García Martínez – 19 marzo 2005
Francisco Vázquez, alcalde socialista de La Coruña, es uno de los escasos políticos acerca de los cuales el pueblo tiene una excelente opinión. Se habla de él como espejo en el que deberían mirarse sus colegas. Es un tipo sensato, equilibrado, razonable…
-Y católico.
Bueno ¿y qué? Pero no del todo feo, ni probablemente sentimental.
Me voy a llevar un disgusto muy grande, como sea verdad lo que le imputan desde la oposición. Se dice que el ayuntamiento que él gobierna ha tenido trato de favor urbanístico con su familia. Algo relacionado con un edificio en el casco viejo de La Coruña, que perteneció a la ONCE.
No exagero sí digo que, lo que es a mí, que todavía conservo alguna que otra esperanza en los hombres, se me caerían los palos del sombrajo. A lo mejor hasta emigraba. No de este mundo, pues quizás sería excesivo, pero sí de este continente.
Me supongo que los políticos golfos, los caceros, por así llamarlos, se estarán frotando manos. A ellos -a su conciencia, mejor- no les conviene que haya por ahí unos cuantos que saben estar, desde todos los puntos de vista, en la política. Ello les permite sentir un poco menos de vergüenza, en el caso de aquellos que todavía tienen capacidad para avergonzarse. Lo del mal de muchos como consuelo de tontos.
Cuando alguien emerge de la mediocridad y del golferío ambiente, sólo por eso ya le acechan mil peligros. Ser como hay que ser es algo que no se perdona. (Tampoco desde fuera del ámbito político). Es preciso -se dicen-que estemos al mismo nivel de desprestigio. ¿Pues quién se ha creído ese que es? ¿Acaso no tiene hijos y mujer a los que complacer, ni deseos de cambiar de coche a cochazo, ni de pasar de barquito a barco? ¿Ah! El tres por ciento. Lo que es un clamor nacional quedará finalmente -o ya mismo- en agua de borrajas.

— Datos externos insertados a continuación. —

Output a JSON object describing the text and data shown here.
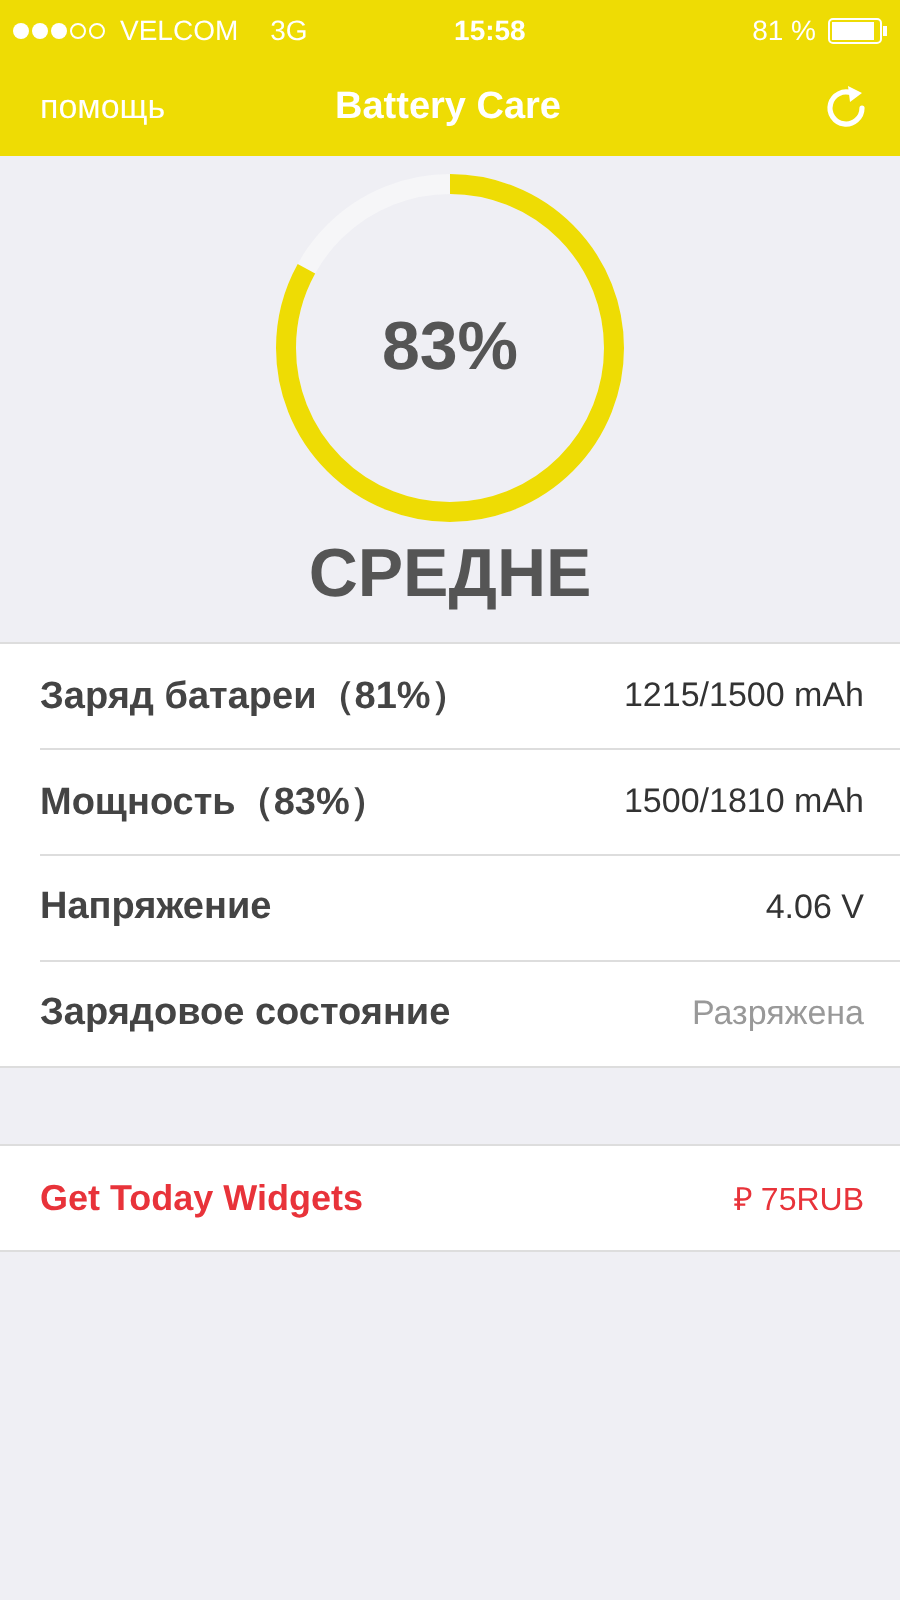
{
  "status_bar": {
    "carrier": "VELCOM",
    "network": "3G",
    "time": "15:58",
    "battery_text": "81 %"
  },
  "nav": {
    "left": "помощь",
    "title": "Battery Care"
  },
  "gauge": {
    "level": 0.83,
    "reading": "83%",
    "rating": "СРЕДНЕ"
  },
  "stats": [
    {
      "label": "Заряд батареи（81%）",
      "value": "1215/1500 mAh",
      "kind": "reading"
    },
    {
      "label": "Мощность（83%）",
      "value": "1500/1810 mAh",
      "kind": "reading"
    },
    {
      "label": "Напряжение",
      "value": "4.06 V",
      "kind": "reading"
    },
    {
      "label": "Зарядовое состояние",
      "value": "Разряжена",
      "kind": "status"
    }
  ],
  "offer": {
    "label": "Get Today Widgets",
    "price": "₽ 75RUB"
  }
}
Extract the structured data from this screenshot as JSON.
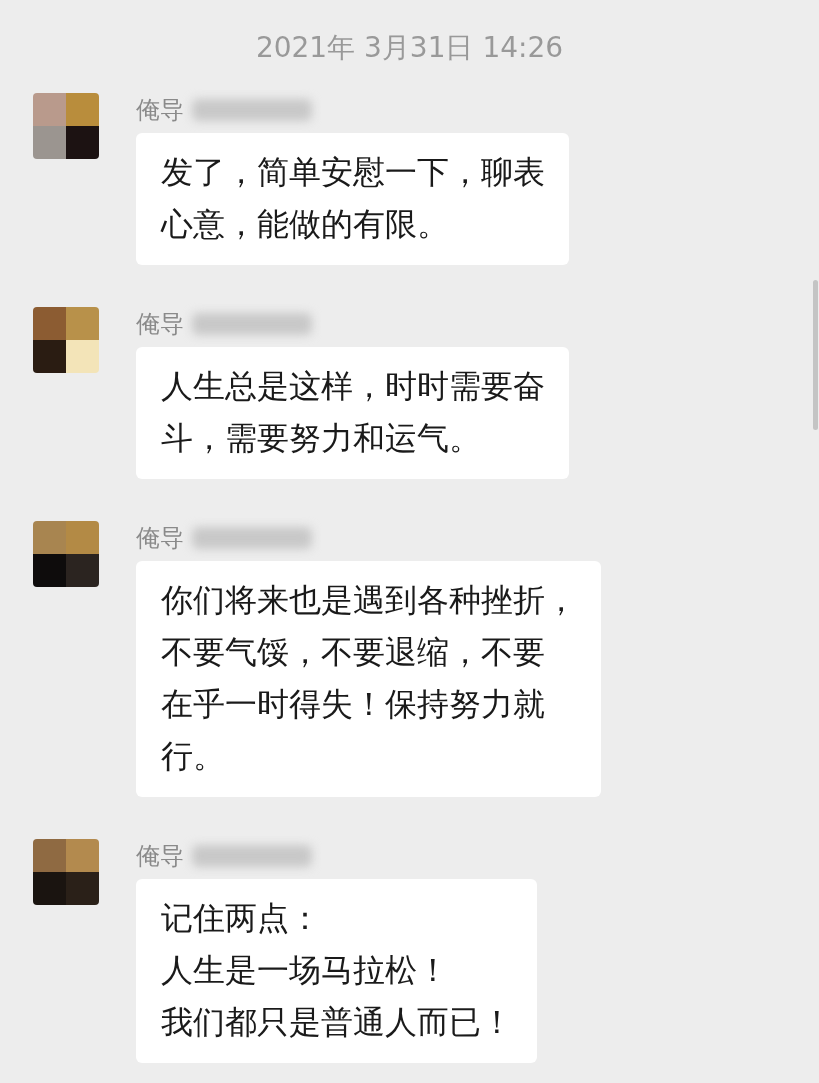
{
  "timestamp": "2021年 3月31日 14:26",
  "messages": [
    {
      "sender": "俺导",
      "lines": [
        "发了，简单安慰一下，聊表",
        "心意，能做的有限。"
      ]
    },
    {
      "sender": "俺导",
      "lines": [
        "人生总是这样，时时需要奋",
        "斗，需要努力和运气。"
      ]
    },
    {
      "sender": "俺导",
      "lines": [
        "你们将来也是遇到各种挫折，",
        "不要气馁，不要退缩，不要",
        "在乎一时得失！保持努力就",
        "行。"
      ]
    },
    {
      "sender": "俺导",
      "lines": [
        "记住两点：",
        "人生是一场马拉松！",
        "我们都只是普通人而已！"
      ]
    }
  ]
}
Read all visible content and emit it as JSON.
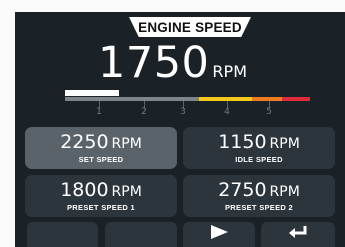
{
  "title": "ENGINE SPEED",
  "current": {
    "value": "1750",
    "unit": "RPM"
  },
  "gauge": {
    "level_fraction": 0.22,
    "tick_labels": [
      "1",
      "2",
      "3",
      "4",
      "5"
    ]
  },
  "buttons": [
    {
      "value": "2250",
      "unit": "RPM",
      "label": "SET SPEED",
      "selected": true
    },
    {
      "value": "1150",
      "unit": "RPM",
      "label": "IDLE SPEED",
      "selected": false
    },
    {
      "value": "1800",
      "unit": "RPM",
      "label": "PRESET SPEED 1",
      "selected": false
    },
    {
      "value": "2750",
      "unit": "RPM",
      "label": "PRESET SPEED 2",
      "selected": false
    }
  ],
  "nav": [
    {
      "icon": "blank",
      "label": ""
    },
    {
      "icon": "blank",
      "label": ""
    },
    {
      "icon": "play-icon",
      "label": ""
    },
    {
      "icon": "enter-icon",
      "label": ""
    }
  ],
  "colors": {
    "background": "#1b2227",
    "button": "#2c353c",
    "button_selected": "#5b636a",
    "gauge_yellow": "#f4c91c",
    "gauge_orange": "#ef7b22",
    "gauge_red": "#e02b3c"
  }
}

Me gustaría que Francisco Vázquez saliera airoso de esta incidencia tan desagradable. Cuando hay un paradigma del que fiarse, duele mucho que te lo tumben, si es que a lo último consiguen tumbarlo.
Los ciudadanos necesitamos creer en los hombres que nos gobiernan. Una parte de la felicidad del gobernado es que lo gobiernen con honradez.